TANJUNGPINANG, Radarsatu.com – Pemerintah Kota (Pemko) Tanjungpinang secara proaktif memfasilitasi mediasi antara Kelompok Ternak Jaya dengan warga Kelurahan Kampung Bugis di Masjid Mutaqim, Selasa (5/5/2026). Pertemuan ini digelar guna mencari solusi atas keluhan masyarakat terkait dampak bau dari aktivitas peternakan ayam di wilayah tersebut.
Mediasi ini dihadiri oleh Kepala Dinas Pertanian, Pangan dan Perikanan Robert Lukman, Camat Tanjungpinang Kota Ridwan Budo, Lurah Kampung Bugis Rita Siswati, serta unsur Satpol PP dan penyuluh pertanian.
Inovasi Teknologi Tekan Polusi Bau
Sebagai langkah jangka pendek, pihak penyuluh pertanian telah menerapkan inovasi teknologi biologis untuk meminimalisir polusi udara. Upaya yang dilakukan meliputi penggunaan bakteri khusus pada air minum ayam serta penyemprotan kotoran ternak dengan bakteri pengurai secara rutin setiap sore hari.
“Teknik ini dilakukan saat suhu menurun untuk menekan potensi bau secara maksimal. Kami terus berupaya agar aktivitas peternakan tidak mengganggu kenyamanan warga sekitar,” ujar PPNS Satpol PP Tanjungpinang, Farok.
Pertimbangan Risiko Relokasi
Mengenai tuntutan pemindahan kandang, Farok menjelaskan bahwa opsi relokasi memerlukan kajian mendalam. Selain biaya yang besar, faktor risiko terhadap kesehatan ternak menjadi pertimbangan utama pemerintah.
“Pemindahan kandang tidak sederhana karena berisiko membuat ayam stres.
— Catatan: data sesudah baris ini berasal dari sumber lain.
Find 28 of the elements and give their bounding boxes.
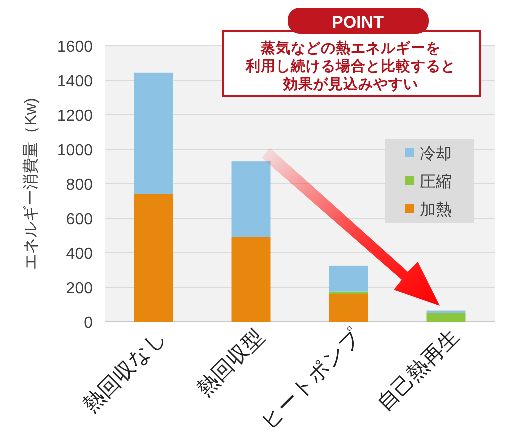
bar: [426, 313, 466, 322]
bar: [329, 292, 368, 294]
y-tick-label: 400: [66, 246, 94, 263]
y-tick-label: 1000: [57, 142, 94, 160]
annotation: 蒸気などの熱エネルギーを: [260, 40, 441, 57]
y-tick-label: 0: [84, 315, 94, 332]
bar: [426, 310, 466, 314]
y-tick-label: 800: [66, 177, 94, 194]
bar: [329, 266, 368, 292]
x-tick-label: 自己熱再生: [373, 325, 464, 416]
bar: [134, 194, 174, 322]
y-tick-label: 600: [66, 212, 94, 228]
y-tick-label: 1400: [57, 74, 94, 90]
legend-label: 圧縮: [420, 173, 452, 191]
bar: [232, 162, 271, 238]
y-axis-title: エネルギー消費量（Kw): [22, 98, 40, 270]
x-tick-label: 熱回収型: [193, 325, 269, 401]
y-tick-label: 1200: [57, 108, 94, 125]
bar: [329, 294, 368, 322]
text: POINT: [332, 13, 385, 32]
bar: [232, 237, 271, 322]
y-tick-label: 200: [66, 280, 94, 298]
annotation: 効果が見込みやすい: [282, 76, 418, 93]
bar: [134, 72, 174, 194]
legend-label: 冷却: [420, 145, 452, 163]
legend-label: 加熱: [420, 201, 452, 219]
annotation: 利用し続ける場合と比較すると: [245, 58, 456, 75]
y-tick-label: 1600: [57, 39, 94, 56]
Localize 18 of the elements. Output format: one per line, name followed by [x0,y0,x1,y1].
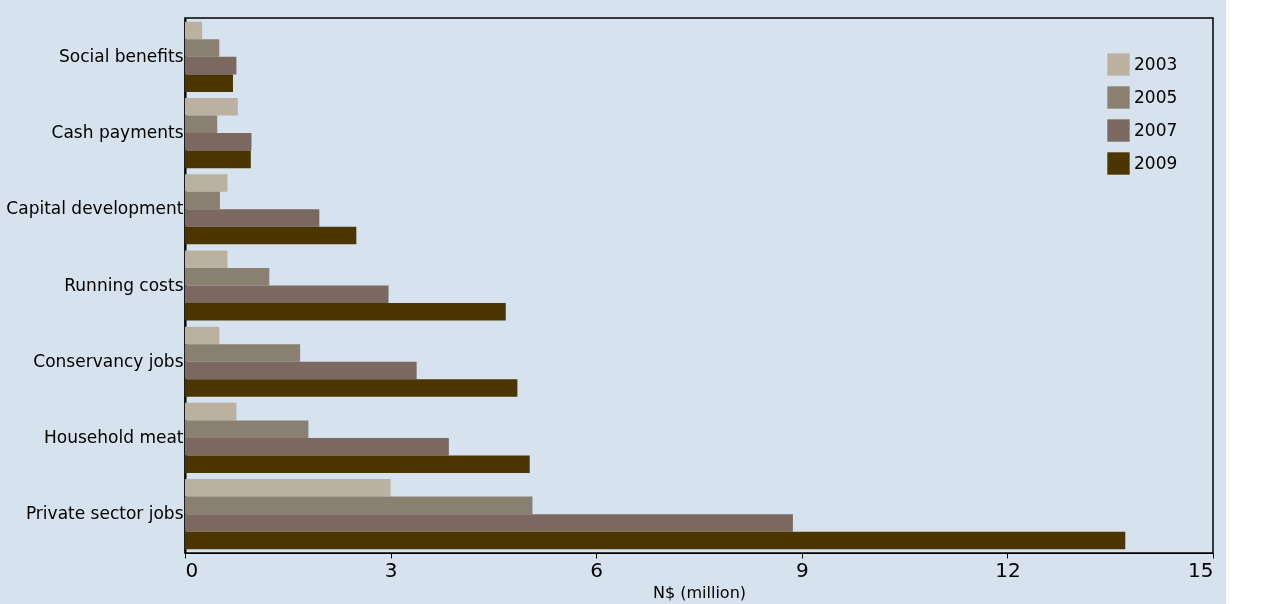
legend-label: 2005 [1134,86,1178,107]
y-tick-label: Running costs [64,274,184,295]
legend-label: 2007 [1134,119,1178,140]
y-tick-label: Conservancy jobs [33,350,184,371]
y-tick-label: Private sector jobs [25,503,184,524]
x-tick-label: 15 [1188,557,1214,582]
legend-label: 2009 [1134,152,1178,173]
x-tick-label: 9 [795,557,809,582]
x-tick-label: 6 [590,557,604,582]
x-axis-title: N$ (million) [652,582,747,602]
y-tick-label: Household meat [44,426,184,447]
x-tick-label: 3 [384,557,398,582]
x-tick-label: 12 [995,557,1021,582]
y-tick-label: Capital development [6,198,184,219]
x-tick-label: 0 [185,557,199,582]
y-tick-label: Social benefits [58,45,184,66]
y-tick-label: Cash payments [51,122,184,143]
legend-label: 2003 [1134,53,1178,74]
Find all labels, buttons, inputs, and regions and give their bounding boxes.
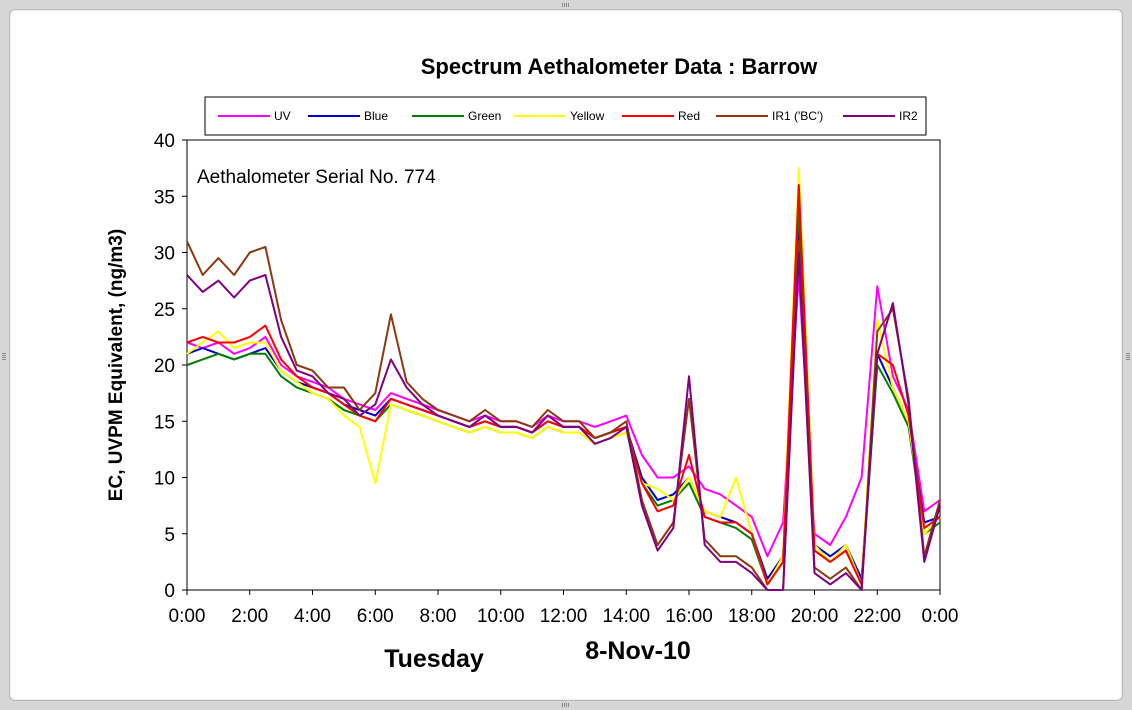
legend-label: IR2	[899, 109, 918, 123]
x-axis-day-label: Tuesday	[384, 645, 484, 673]
y-tick-label: 35	[154, 187, 175, 208]
x-tick-label: 6:00	[357, 606, 394, 627]
legend-label: UV	[274, 109, 291, 123]
y-tick-label: 25	[154, 300, 175, 321]
y-tick-label: 5	[164, 525, 175, 546]
y-axis-label: EC, UVPM Equivalent, (ng/m3)	[106, 229, 127, 501]
x-axis-date-label: 8-Nov-10	[585, 637, 691, 665]
x-tick-label: 0:00	[922, 606, 959, 627]
x-tick-label: 4:00	[294, 606, 331, 627]
y-tick-label: 15	[154, 412, 175, 433]
x-tick-label: 10:00	[477, 606, 525, 627]
series-line-6	[186, 251, 941, 591]
resize-handle-left-icon[interactable]	[2, 352, 6, 360]
series-lines	[186, 167, 941, 591]
chart-title: Spectrum Aethalometer Data : Barrow	[421, 54, 818, 79]
legend-label: Blue	[364, 109, 388, 123]
x-tick-label: 22:00	[853, 606, 901, 627]
legend: UV Blue Green Yellow Red IR1 ('BC') IR2	[204, 96, 927, 136]
y-tick-label: 40	[154, 131, 175, 152]
x-tick-label: 12:00	[540, 606, 588, 627]
resize-handle-right-icon[interactable]	[1126, 352, 1130, 360]
y-tick-label: 0	[164, 581, 175, 602]
x-tick-label: 16:00	[665, 606, 713, 627]
annotation-serial: Aethalometer Serial No. 774	[197, 167, 436, 188]
plot-area	[186, 139, 941, 591]
x-tick-label: 18:00	[728, 606, 776, 627]
y-tick-label: 30	[154, 244, 175, 265]
resize-handle-bottom-icon[interactable]	[562, 703, 570, 707]
resize-handle-top-icon[interactable]	[562, 3, 570, 7]
legend-label: Yellow	[570, 109, 605, 123]
x-tick-label: 8:00	[420, 606, 457, 627]
y-tick-label: 10	[154, 469, 175, 490]
x-tick-label: 20:00	[791, 606, 839, 627]
x-axis: 0:00 2:00 4:00 6:00 8:00 10:00 12:00 14:00 16:00…	[169, 590, 959, 627]
legend-label: Red	[678, 109, 700, 123]
legend-label: Green	[468, 109, 501, 123]
x-tick-label: 0:00	[169, 606, 206, 627]
y-tick-label: 20	[154, 356, 175, 377]
y-axis: 0 5 10 15 20 25 30 35 40	[154, 131, 187, 602]
x-tick-label: 14:00	[602, 606, 650, 627]
x-tick-label: 2:00	[231, 606, 268, 627]
legend-label: IR1 ('BC')	[772, 109, 823, 123]
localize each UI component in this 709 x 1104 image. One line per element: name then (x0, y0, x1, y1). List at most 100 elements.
Hal ini bisa berdampak pada penurunan produksi telur yang saat ini krusial untuk program pemenuhan gizi masyarakat,” jelasnya.
Keputusan Berbasis Survei Warga
Sebagai langkah tindak lanjut yang objektif, Pemko Tanjungpinang bersama pihak terkait akan turun langsung melakukan survei kepada warga yang tinggal di radius terdekat dengan lokasi kandang.
“Hasil survei tersebut akan menjadi dasar hukum dan teknis dalam menentukan langkah berikutnya. Apakah usaha ternak tetap berjalan di lokasi saat ini dengan penyesuaian ketat, atau memang harus dilakukan pemindahan lokasi secara permanen,” pungkas Farok.